Market Basket Analysis using Hadoop MapReduce
Market Basket Analysis is a modeling technique based upon the theory that if you buy a certain group of items, you are more (or less) likely to buy another group of items. FORMULA: Total number of transactions = N SUPPORT=frequency (X,Y)/N CONFIDENCE=frequency (X,Y)/frequency(X)
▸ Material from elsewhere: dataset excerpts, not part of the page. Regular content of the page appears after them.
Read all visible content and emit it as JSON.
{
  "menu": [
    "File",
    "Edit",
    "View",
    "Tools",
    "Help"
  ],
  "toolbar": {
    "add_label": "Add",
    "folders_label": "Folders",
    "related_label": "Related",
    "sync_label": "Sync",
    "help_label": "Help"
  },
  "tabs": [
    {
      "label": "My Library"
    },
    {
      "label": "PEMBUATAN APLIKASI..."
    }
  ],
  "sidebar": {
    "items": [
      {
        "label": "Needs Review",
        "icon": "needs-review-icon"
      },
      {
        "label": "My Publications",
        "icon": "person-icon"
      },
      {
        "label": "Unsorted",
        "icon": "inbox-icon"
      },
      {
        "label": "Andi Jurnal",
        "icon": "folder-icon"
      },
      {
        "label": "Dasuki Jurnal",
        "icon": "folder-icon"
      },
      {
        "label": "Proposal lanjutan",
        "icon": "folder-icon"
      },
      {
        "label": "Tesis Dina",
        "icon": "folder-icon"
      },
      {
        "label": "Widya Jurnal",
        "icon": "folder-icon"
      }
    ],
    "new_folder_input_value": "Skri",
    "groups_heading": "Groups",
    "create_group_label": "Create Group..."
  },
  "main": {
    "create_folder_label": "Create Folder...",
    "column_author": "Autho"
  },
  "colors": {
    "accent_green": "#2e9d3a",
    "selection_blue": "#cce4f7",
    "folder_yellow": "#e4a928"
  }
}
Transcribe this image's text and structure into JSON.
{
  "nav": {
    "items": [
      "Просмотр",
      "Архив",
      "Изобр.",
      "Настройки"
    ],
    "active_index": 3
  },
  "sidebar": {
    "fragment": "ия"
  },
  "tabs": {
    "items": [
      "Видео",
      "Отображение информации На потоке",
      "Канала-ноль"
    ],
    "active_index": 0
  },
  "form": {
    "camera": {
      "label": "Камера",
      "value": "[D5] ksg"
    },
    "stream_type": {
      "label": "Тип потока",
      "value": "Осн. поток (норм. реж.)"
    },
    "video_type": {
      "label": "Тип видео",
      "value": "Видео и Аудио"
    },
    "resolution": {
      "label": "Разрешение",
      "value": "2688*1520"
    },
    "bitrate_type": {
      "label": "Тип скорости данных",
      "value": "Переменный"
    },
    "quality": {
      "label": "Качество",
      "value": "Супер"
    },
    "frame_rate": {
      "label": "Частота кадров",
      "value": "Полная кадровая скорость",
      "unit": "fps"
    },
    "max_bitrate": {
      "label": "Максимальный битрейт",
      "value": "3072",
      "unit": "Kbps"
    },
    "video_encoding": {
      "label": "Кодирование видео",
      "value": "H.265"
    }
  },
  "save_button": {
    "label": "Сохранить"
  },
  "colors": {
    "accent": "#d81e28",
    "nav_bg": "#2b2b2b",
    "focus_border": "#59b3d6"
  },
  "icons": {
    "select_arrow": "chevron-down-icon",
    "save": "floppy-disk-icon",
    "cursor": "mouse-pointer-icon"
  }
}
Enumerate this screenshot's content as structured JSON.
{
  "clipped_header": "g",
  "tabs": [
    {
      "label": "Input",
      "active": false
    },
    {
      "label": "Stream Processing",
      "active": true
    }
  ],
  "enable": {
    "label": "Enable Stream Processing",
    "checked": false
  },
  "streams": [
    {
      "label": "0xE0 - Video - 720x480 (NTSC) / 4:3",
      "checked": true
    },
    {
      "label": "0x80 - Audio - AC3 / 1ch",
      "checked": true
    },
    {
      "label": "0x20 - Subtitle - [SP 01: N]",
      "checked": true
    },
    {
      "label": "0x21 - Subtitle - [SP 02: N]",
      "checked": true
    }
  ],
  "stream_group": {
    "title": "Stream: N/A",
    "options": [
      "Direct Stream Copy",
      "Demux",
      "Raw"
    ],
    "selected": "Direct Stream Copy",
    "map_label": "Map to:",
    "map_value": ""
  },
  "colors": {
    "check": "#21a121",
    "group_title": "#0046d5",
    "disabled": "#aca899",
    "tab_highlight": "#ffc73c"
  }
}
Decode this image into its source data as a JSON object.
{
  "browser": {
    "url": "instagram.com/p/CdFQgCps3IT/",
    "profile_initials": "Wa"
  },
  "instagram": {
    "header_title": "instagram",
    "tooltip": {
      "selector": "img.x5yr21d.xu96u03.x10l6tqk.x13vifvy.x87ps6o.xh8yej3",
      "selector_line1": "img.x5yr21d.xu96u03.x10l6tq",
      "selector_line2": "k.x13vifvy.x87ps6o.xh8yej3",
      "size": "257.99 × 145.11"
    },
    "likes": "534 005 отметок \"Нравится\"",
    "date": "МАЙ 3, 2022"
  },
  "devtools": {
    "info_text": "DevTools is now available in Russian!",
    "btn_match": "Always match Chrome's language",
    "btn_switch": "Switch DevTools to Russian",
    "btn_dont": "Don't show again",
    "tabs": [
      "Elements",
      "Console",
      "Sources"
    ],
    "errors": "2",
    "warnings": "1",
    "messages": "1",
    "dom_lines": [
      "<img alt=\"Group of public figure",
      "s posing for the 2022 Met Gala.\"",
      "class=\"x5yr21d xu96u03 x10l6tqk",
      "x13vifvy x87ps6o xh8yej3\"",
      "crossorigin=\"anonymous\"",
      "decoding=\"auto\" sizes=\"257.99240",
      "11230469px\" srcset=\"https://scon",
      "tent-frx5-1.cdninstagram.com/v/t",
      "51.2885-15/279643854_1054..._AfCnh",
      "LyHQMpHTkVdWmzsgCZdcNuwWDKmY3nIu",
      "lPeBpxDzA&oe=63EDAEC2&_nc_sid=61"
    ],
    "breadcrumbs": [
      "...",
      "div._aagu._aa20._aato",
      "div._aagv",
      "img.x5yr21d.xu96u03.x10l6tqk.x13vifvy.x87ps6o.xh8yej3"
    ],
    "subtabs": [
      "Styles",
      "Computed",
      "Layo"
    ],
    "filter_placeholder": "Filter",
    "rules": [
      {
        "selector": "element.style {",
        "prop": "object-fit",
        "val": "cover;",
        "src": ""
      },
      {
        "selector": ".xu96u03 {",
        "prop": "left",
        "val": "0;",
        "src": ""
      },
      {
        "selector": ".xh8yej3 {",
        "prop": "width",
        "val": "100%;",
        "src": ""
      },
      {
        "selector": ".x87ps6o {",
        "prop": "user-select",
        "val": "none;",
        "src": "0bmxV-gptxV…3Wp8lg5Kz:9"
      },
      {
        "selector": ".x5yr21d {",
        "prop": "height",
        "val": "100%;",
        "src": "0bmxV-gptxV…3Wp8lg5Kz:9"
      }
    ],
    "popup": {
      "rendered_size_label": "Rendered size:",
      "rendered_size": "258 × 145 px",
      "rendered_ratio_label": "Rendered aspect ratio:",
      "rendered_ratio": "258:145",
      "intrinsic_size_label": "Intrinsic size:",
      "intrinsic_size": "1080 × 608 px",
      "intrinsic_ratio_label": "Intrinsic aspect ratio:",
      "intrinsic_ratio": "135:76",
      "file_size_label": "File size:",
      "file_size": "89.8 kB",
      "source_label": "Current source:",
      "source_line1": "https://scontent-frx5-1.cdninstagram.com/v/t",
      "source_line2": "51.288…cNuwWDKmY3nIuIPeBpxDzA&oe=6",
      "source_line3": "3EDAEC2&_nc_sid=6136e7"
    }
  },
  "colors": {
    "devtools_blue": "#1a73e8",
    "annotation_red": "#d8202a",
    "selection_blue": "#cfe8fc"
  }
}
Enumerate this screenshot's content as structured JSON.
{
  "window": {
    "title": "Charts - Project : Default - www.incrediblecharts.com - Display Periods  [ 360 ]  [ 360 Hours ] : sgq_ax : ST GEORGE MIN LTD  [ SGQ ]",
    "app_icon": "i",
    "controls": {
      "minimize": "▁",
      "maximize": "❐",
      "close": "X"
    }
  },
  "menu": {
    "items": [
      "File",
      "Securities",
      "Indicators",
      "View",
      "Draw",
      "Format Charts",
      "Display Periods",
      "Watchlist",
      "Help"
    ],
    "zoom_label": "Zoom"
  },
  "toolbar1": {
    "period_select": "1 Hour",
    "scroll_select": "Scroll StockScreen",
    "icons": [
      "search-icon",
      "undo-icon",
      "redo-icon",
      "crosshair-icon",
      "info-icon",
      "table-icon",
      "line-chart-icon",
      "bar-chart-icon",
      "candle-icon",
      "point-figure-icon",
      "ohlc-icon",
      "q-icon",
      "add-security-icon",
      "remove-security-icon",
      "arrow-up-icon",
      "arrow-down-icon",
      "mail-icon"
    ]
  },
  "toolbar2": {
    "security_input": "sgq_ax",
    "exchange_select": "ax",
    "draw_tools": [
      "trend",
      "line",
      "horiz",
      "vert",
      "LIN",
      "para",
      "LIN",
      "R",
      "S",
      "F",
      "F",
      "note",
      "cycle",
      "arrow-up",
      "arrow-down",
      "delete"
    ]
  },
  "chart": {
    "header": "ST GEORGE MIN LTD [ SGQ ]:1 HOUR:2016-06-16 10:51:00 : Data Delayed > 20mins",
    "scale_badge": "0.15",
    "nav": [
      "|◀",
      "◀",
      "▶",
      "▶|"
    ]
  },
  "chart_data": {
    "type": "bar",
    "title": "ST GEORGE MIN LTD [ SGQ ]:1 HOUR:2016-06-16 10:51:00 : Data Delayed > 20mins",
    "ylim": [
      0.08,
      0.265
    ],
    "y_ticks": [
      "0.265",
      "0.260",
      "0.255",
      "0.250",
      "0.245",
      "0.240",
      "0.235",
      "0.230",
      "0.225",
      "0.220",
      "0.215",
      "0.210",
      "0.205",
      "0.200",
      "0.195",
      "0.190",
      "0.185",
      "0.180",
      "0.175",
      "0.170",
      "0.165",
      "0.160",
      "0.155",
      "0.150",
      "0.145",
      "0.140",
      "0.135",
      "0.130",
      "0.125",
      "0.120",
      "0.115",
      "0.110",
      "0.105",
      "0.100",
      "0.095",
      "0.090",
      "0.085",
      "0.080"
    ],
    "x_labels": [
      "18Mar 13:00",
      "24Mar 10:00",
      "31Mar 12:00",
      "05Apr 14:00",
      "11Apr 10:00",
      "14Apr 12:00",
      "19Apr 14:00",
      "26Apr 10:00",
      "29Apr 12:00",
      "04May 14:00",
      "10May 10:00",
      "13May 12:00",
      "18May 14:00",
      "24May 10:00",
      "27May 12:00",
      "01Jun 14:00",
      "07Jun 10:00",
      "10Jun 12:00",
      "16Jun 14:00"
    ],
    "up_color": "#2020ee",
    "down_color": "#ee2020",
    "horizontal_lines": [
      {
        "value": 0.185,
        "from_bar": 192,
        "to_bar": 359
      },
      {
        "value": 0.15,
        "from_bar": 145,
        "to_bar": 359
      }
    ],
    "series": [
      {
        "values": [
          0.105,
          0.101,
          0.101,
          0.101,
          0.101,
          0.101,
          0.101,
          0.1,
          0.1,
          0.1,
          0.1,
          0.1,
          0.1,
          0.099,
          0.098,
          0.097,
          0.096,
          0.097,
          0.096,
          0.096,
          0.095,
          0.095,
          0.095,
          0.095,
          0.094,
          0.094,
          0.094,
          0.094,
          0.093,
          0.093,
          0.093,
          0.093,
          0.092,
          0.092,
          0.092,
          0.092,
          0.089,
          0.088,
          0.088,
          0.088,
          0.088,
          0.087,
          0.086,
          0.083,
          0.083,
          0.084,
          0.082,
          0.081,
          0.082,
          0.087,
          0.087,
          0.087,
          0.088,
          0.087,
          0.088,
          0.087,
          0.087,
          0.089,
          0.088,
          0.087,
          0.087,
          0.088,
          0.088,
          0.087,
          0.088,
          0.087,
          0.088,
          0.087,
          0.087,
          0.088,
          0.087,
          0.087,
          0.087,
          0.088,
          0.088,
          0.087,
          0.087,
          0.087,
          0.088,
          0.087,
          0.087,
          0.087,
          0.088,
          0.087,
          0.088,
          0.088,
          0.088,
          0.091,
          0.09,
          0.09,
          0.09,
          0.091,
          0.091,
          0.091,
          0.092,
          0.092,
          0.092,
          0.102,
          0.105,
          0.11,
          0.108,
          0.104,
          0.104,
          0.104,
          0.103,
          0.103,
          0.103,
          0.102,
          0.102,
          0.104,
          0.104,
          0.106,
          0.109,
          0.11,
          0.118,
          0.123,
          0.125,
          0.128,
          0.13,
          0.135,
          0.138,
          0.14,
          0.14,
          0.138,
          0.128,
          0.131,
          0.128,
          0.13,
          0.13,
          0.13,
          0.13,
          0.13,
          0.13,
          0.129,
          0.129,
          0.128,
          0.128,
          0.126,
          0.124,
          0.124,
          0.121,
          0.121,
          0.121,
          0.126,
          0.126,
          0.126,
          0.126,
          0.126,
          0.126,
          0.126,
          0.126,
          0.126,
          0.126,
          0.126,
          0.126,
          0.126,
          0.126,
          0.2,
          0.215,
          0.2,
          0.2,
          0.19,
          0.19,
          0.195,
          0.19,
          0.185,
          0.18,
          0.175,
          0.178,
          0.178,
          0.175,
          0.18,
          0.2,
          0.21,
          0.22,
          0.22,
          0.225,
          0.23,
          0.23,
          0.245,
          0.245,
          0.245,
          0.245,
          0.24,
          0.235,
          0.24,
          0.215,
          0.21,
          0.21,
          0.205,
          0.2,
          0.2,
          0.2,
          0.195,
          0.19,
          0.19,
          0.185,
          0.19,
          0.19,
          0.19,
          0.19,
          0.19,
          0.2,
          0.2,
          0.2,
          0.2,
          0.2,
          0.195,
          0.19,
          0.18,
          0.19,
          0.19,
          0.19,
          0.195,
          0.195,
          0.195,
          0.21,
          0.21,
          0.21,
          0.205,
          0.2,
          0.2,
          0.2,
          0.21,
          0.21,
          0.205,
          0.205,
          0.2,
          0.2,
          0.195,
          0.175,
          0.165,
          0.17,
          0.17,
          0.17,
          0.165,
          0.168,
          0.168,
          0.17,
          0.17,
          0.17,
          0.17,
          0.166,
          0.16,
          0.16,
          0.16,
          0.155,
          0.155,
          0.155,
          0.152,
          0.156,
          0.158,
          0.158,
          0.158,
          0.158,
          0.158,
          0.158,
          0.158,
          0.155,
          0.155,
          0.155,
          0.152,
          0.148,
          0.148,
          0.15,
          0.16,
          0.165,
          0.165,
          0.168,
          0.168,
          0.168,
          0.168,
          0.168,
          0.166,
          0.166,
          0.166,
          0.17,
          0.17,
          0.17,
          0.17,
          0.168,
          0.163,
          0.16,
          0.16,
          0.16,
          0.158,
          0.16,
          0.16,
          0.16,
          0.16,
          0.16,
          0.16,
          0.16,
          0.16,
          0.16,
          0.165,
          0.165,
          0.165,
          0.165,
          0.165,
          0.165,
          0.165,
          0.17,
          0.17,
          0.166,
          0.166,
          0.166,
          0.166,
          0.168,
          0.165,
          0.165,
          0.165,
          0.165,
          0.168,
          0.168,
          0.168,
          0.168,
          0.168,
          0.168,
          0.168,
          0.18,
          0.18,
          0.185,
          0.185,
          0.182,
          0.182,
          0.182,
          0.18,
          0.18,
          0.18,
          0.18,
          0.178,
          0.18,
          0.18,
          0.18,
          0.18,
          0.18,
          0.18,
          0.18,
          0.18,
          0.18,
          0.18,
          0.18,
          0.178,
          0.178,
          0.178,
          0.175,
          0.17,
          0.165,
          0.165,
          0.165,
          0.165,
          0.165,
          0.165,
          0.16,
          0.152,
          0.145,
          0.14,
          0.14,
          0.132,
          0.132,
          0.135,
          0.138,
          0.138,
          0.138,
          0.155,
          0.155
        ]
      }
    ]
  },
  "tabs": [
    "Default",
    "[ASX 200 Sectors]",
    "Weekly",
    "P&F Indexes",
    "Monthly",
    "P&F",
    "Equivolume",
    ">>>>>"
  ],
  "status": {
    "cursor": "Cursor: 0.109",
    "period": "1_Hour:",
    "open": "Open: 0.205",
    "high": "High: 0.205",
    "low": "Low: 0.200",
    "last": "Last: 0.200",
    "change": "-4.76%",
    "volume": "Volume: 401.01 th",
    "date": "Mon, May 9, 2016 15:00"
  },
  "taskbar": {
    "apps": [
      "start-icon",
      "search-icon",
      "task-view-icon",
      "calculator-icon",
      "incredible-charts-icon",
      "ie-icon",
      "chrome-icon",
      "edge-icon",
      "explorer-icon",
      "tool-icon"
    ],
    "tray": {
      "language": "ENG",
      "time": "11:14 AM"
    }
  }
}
DESCRIPTION OF INPUT: In the 'transactions' file sample transactions are given. All the items bought together are in a single transaction.
DESCRIPTION OF OUTPUT:
TRANSACTIONS {SUPPORT,CONFIDENCE}
[apples] => [heineken] {0.104895 , 0.334395}
[apples] => [steak,corned_b] {0.101898 , 0.324841}
[apples] => [avocado,baguette] {0.111888 , 0.356688}
[apples] => [hering,corned_b,olives] {0.108891 , 0.347134}
[artichok] => [hering,avocado] {0.116883 , 0.383607}
The support and confidence value of each transaction is calculated.
System used: centOS 6.5 Hadoop 2.7.1+ Java JDK 1.7+ Eclipse
- put sample data file 'transactions' into hdfs as input directory.
- add external jar files into eclipse projects.
- export to jar for both the map reduce jobs(ie. mba_hadoop_1,mba_hadoop_2)
- run the below commands in terminal to perform the 2 jobs as following:
- hadoop jar hadoop_1.jar mit.mba.hadoop.MBADriver [input_dir] [1st_job_output_dir]
- hadoop jar hadoop_2.jar mit.mba.hadoop.MBADriver [1st_job_output_dir] [2nd_job_output_dir]
The output of the 1st job is fed to the input of the 2nd job.
* maven/gradle can be used for automatic build.
* The two map-reduce jobs can be chained together, so that they can run one after another with a single command.
* support and/or confidence threshold values can be set dynamically by taking command line argument.